The researchers said that about 57% of the young patients were of African descent. Only 14% of hospitalized children had at least one parent from Asia, while children of Asian descent are more susceptible to Kawasaki disease than others. The doctors concluded that the multivariate syndrome in children is most likely not related to this disease and can be caused by genetic or immune factors. The researchers warned that the findings may indicate that children of African descent are at the main risk group.
In the United States, where 145 cases of multi-inflammatory syndrome in children have been reported in New York alone, there is no data on the race or ethnicity of young patients. However, it is known that most of the severe cases and deaths from COVID-19 in America occur in the African American community. Doctors believe that social factors play a key role in this - a large proportion of blacks live in poverty and do not have access to quality medicine. However, in the sample of children with multi-inflammatory syndrome in Paris, there were no families living in poor social conditions.
“We urge primary care and emergency physicians to be very vigilant, especially in countries with a high proportion of black populations and an increased risk of spreading infection,” the researchers write.
They also pointed out that, according to their parents, all sick children since mid-March observed quarantine measures, did not go to school and did not gather in groups. Nine of them had symptoms of acute respiratory illness approximately 45 days before the onset of the multivariable syndrome. Only one child had symptoms of COVID-19, 38% tested positive for coronavirus and 90% of them had IgG antibodies.

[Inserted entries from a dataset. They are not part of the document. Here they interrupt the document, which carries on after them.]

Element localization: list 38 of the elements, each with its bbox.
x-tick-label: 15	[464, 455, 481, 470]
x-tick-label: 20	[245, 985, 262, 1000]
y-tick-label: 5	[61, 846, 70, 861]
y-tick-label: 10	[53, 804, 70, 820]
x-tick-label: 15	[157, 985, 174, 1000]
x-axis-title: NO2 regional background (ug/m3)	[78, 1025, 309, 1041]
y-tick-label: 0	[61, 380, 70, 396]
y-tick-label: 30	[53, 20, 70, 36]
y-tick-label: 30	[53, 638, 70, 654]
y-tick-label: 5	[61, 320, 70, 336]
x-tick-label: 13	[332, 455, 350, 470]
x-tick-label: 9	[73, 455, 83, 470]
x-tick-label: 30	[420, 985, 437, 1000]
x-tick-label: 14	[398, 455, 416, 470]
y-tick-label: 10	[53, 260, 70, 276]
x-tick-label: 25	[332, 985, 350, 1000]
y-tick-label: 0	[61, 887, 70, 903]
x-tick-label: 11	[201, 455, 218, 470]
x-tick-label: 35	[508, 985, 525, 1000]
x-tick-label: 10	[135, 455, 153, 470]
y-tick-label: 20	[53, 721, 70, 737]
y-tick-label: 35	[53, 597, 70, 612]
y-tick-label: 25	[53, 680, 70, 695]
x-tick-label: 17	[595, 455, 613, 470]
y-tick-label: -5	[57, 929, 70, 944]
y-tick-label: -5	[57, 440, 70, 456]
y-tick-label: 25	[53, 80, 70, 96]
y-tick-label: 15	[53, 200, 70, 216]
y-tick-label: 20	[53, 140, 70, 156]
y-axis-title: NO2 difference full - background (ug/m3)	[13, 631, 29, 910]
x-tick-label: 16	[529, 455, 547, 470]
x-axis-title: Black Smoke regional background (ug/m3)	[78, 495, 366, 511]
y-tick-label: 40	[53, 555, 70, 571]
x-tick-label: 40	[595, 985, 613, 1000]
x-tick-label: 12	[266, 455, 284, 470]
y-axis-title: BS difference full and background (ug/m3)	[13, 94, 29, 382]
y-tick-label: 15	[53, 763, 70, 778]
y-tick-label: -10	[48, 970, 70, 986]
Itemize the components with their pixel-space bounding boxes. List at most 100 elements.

This data coincides with reports of the identification of multivariable syndrome in children in countries where the peak of the COVID-19 epidemic occurred a month and a half ago.

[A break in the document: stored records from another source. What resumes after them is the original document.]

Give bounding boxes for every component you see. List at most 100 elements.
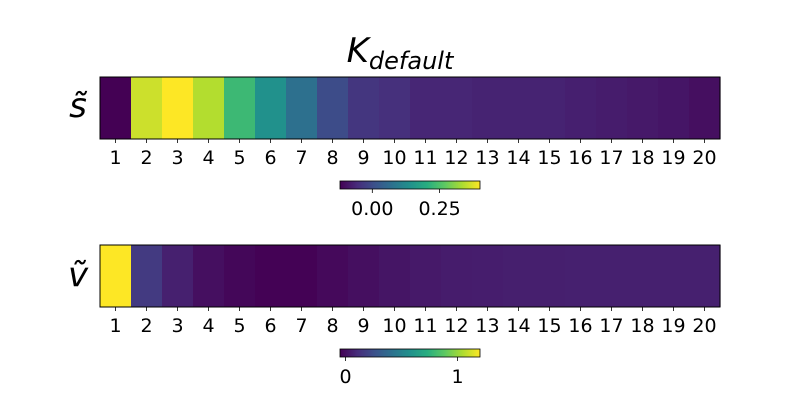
heatmap-v-tick-label-3: 3 [171, 315, 183, 337]
heatmap-s-cell-5 [224, 77, 256, 139]
heatmap-v-tick-label-6: 6 [264, 315, 276, 337]
heatmap-s-tick-label-19: 19 [661, 147, 685, 169]
heatmap-v-cells [100, 245, 721, 307]
heatmap-v-x-ticks: 1 2 3 4 5 6 7 8 9 10 11 12 13 14 15 16 17 18 19 20 [109, 307, 717, 337]
heatmap-v-cell-5 [224, 245, 256, 307]
heatmap-v-cell-15 [534, 245, 566, 307]
heatmap-s-tick-label-7: 7 [295, 147, 307, 169]
heatmap-v-tick-label-12: 12 [444, 315, 468, 337]
heatmap-s-x-ticks: 1 2 3 4 5 6 7 8 9 10 11 12 13 14 15 16 17 18 19 20 [109, 139, 717, 169]
heatmap-s-tick-label-20: 20 [692, 147, 716, 169]
heatmap-v-tick-label-11: 11 [413, 315, 437, 337]
heatmap-s-tick-label-10: 10 [382, 147, 406, 169]
heatmap-v-tick-label-10: 10 [382, 315, 406, 337]
heatmap-v-tick-label-20: 20 [692, 315, 716, 337]
heatmap-s-cell-11 [410, 77, 442, 139]
colorbar-s-ticks: 0.00 0.25 [351, 189, 461, 220]
heatmap-v-cell-16 [565, 245, 597, 307]
heatmap-v-cell-10 [379, 245, 411, 307]
heatmap-s-tick-label-6: 6 [264, 147, 276, 169]
heatmap-s-tick-label-15: 15 [537, 147, 561, 169]
heatmap-s-tick-label-8: 8 [326, 147, 338, 169]
chart-title-subscript: default [369, 47, 455, 75]
heatmap-s-cell-17 [596, 77, 628, 139]
heatmap-v-tick-label-5: 5 [233, 315, 245, 337]
heatmap-s: s̃ 1 2 3 4 5 6 7 8 9 10 11 12 13 14 15 16 17 18 19 20 [69, 76, 721, 169]
heatmap-v-tick-label-17: 17 [599, 315, 623, 337]
heatmap-v-cell-2 [131, 245, 163, 307]
heatmap-v-cell-9 [348, 245, 380, 307]
heatmap-v-cell-14 [503, 245, 535, 307]
heatmap-v-cell-13 [472, 245, 504, 307]
colorbar-s-tick-label-0: 0.00 [351, 198, 393, 220]
heatmap-s-cell-15 [534, 77, 566, 139]
heatmap-v-cell-17 [596, 245, 628, 307]
heatmap-s-cell-10 [379, 77, 411, 139]
heatmap-s-cell-16 [565, 77, 597, 139]
heatmap-v-cell-20 [689, 245, 721, 307]
heatmap-s-cell-20 [689, 77, 721, 139]
heatmap-v-tick-label-7: 7 [295, 315, 307, 337]
colorbar-v-tick-label-0: 0 [340, 366, 352, 388]
heatmap-v-cell-7 [286, 245, 318, 307]
chart-title-main: K [347, 31, 372, 71]
heatmap-s-cell-19 [658, 77, 690, 139]
heatmap-v-tick-label-9: 9 [357, 315, 369, 337]
colorbar-s-gradient [339, 180, 481, 190]
heatmap-s-cell-8 [317, 77, 349, 139]
heatmap-s-cell-14 [503, 77, 535, 139]
heatmap-v-cell-4 [193, 245, 225, 307]
heatmap-s-cell-13 [472, 77, 504, 139]
heatmap-s-tick-label-17: 17 [599, 147, 623, 169]
heatmap-s-cell-12 [441, 77, 473, 139]
chart-title: Kdefault [347, 31, 455, 75]
heatmap-s-tick-label-2: 2 [140, 147, 152, 169]
heatmap-v-frame [99, 244, 721, 308]
heatmap-s-tick-label-3: 3 [171, 147, 183, 169]
row-label-v: ṽ [68, 255, 89, 295]
heatmap-s-tick-label-13: 13 [475, 147, 499, 169]
heatmap-s-tick-label-18: 18 [630, 147, 654, 169]
heatmap-s-tick-label-12: 12 [444, 147, 468, 169]
heatmap-v-cell-19 [658, 245, 690, 307]
heatmap-v-tick-label-15: 15 [537, 315, 561, 337]
heatmap-v-cell-12 [441, 245, 473, 307]
heatmap-s-tick-label-16: 16 [568, 147, 592, 169]
heatmap-v: ṽ 1 2 3 4 5 6 7 8 9 10 11 12 13 14 15 16 17 18 19 20 [68, 244, 721, 337]
heatmap-v-cell-1 [100, 245, 132, 307]
heatmap-v-tick-label-4: 4 [202, 315, 214, 337]
heatmap-s-tick-label-4: 4 [202, 147, 214, 169]
heatmap-v-tick-label-13: 13 [475, 315, 499, 337]
heatmap-v-tick-label-8: 8 [326, 315, 338, 337]
heatmap-s-cell-1 [100, 77, 132, 139]
colorbar-s: 0.00 0.25 [339, 180, 481, 220]
heatmap-s-cells [100, 77, 721, 139]
row-label-s: s̃ [69, 86, 88, 126]
heatmap-s-cell-2 [131, 77, 163, 139]
heatmap-s-tick-label-14: 14 [506, 147, 530, 169]
heatmap-s-tick-label-1: 1 [109, 147, 121, 169]
heatmap-s-cell-18 [627, 77, 659, 139]
colorbar-s-tick-label-1: 0.25 [418, 198, 460, 220]
heatmap-s-cell-9 [348, 77, 380, 139]
heatmap-v-tick-label-2: 2 [140, 315, 152, 337]
heatmap-v-cell-6 [255, 245, 287, 307]
heatmap-s-tick-label-5: 5 [233, 147, 245, 169]
heatmap-v-tick-label-19: 19 [661, 315, 685, 337]
heatmap-v-cell-18 [627, 245, 659, 307]
heatmap-v-tick-label-14: 14 [506, 315, 530, 337]
heatmap-s-tick-label-9: 9 [357, 147, 369, 169]
heatmap-v-cell-8 [317, 245, 349, 307]
heatmap-s-cell-7 [286, 77, 318, 139]
heatmap-v-tick-label-16: 16 [568, 315, 592, 337]
heatmap-s-frame [99, 76, 721, 140]
heatmap-v-cell-3 [162, 245, 194, 307]
heatmap-s-cell-6 [255, 77, 287, 139]
heatmap-v-tick-label-18: 18 [630, 315, 654, 337]
heatmap-s-cell-3 [162, 77, 194, 139]
colorbar-v-tick-label-1: 1 [452, 366, 464, 388]
heatmap-v-tick-label-1: 1 [109, 315, 121, 337]
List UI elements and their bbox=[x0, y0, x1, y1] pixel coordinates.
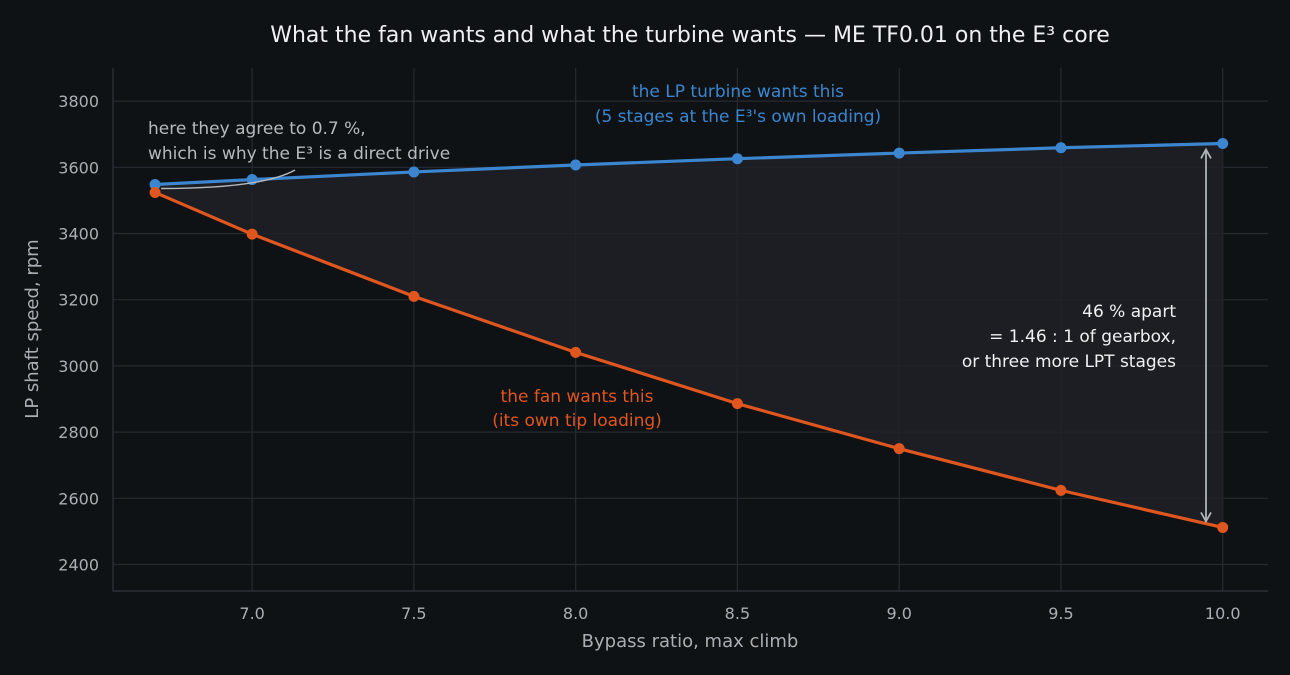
y-tick-label: 2400 bbox=[58, 556, 99, 575]
gap-annotation-line: = 1.46 : 1 of gearbox, bbox=[989, 327, 1176, 347]
axes: 7.0 7.5 8.0 8.5 9.0 9.5 10.0 2400 2600 2800 3000 32… bbox=[58, 68, 1268, 623]
axis-spines bbox=[112, 68, 1268, 592]
turbine-point bbox=[731, 153, 743, 165]
x-tick-label: 10.0 bbox=[1205, 604, 1241, 623]
y-tick-label: 2800 bbox=[58, 423, 99, 442]
y-tick-label: 3400 bbox=[58, 225, 99, 244]
x-tick-label: 9.0 bbox=[886, 604, 911, 623]
gap-annotation: 46 % apart = 1.46 : 1 of gearbox, or three… bbox=[962, 302, 1177, 372]
gap-annotation-line: 46 % apart bbox=[1082, 302, 1176, 322]
turbine-annotation-line: (5 stages at the E³'s own loading) bbox=[595, 107, 881, 127]
y-tick-label: 2600 bbox=[58, 489, 99, 508]
agreement-annotation: here they agree to 0.7 %, which is why th… bbox=[148, 119, 450, 164]
fan-point bbox=[1217, 521, 1229, 533]
series bbox=[149, 137, 1229, 533]
y-tick-label: 3800 bbox=[58, 92, 99, 111]
agreement-annotation-line: which is why the E³ is a direct drive bbox=[148, 144, 450, 164]
y-tick-label: 3000 bbox=[58, 357, 99, 376]
gap-arrow-head-down bbox=[1200, 512, 1212, 524]
turbine-point bbox=[408, 166, 420, 178]
gap-annotation-line: or three more LPT stages bbox=[962, 352, 1176, 372]
fan-point bbox=[1055, 484, 1067, 496]
x-tick-label: 7.5 bbox=[401, 604, 426, 623]
fan-point bbox=[149, 186, 161, 198]
fan-speed-line bbox=[154, 190, 1224, 530]
turbine-point bbox=[893, 147, 905, 159]
turbine-point bbox=[1055, 142, 1067, 154]
turbine-speed-line bbox=[154, 141, 1223, 187]
y-tick-label: 3600 bbox=[58, 158, 99, 177]
fan-point bbox=[570, 346, 582, 358]
turbine-point bbox=[1217, 137, 1229, 149]
gap-arrow-head-up bbox=[1200, 147, 1212, 159]
fan-point bbox=[893, 443, 905, 455]
fan-point bbox=[246, 228, 258, 240]
annotations: the LP turbine wants this (5 stages at th… bbox=[148, 82, 1212, 524]
x-tick-label: 8.5 bbox=[725, 604, 750, 623]
turbine-annotation-line: the LP turbine wants this bbox=[632, 82, 844, 102]
fan-annotation-line: the fan wants this bbox=[501, 387, 654, 407]
x-axis-label: Bypass ratio, max climb bbox=[582, 631, 799, 652]
chart-title: What the fan wants and what the turbine … bbox=[270, 23, 1110, 48]
y-tick-label: 3200 bbox=[58, 291, 99, 310]
x-tick-label: 7.0 bbox=[239, 604, 264, 623]
fan-annotation: the fan wants this (its own tip loading) bbox=[492, 387, 662, 431]
fan-annotation-line: (its own tip loading) bbox=[492, 411, 662, 431]
agreement-annotation-line: here they agree to 0.7 %, bbox=[148, 119, 366, 139]
fan-point bbox=[408, 290, 420, 302]
fan-point bbox=[731, 398, 743, 410]
y-axis-label: LP shaft speed, rpm bbox=[22, 239, 43, 418]
turbine-point bbox=[570, 159, 582, 171]
turbine-point bbox=[149, 179, 161, 191]
turbine-annotation: the LP turbine wants this (5 stages at th… bbox=[595, 82, 881, 127]
gap-shading bbox=[155, 143, 1223, 528]
x-tick-label: 8.0 bbox=[563, 604, 588, 623]
agreement-pointer bbox=[161, 169, 296, 190]
x-tick-label: 9.5 bbox=[1048, 604, 1073, 623]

“Such a delay between the peak of the spread of SARS-CoV-2 and the manifestation of the multi-inflammatory syndrome in children indicates that this is probably an indirect post-infectious manifestation of the coronavirus. It is very likely that there will be new reports of similar cases from countries that are passing or have recently passed the peak of incidence,”said Mary Beth Son, MD, of Boston Children's Hospital.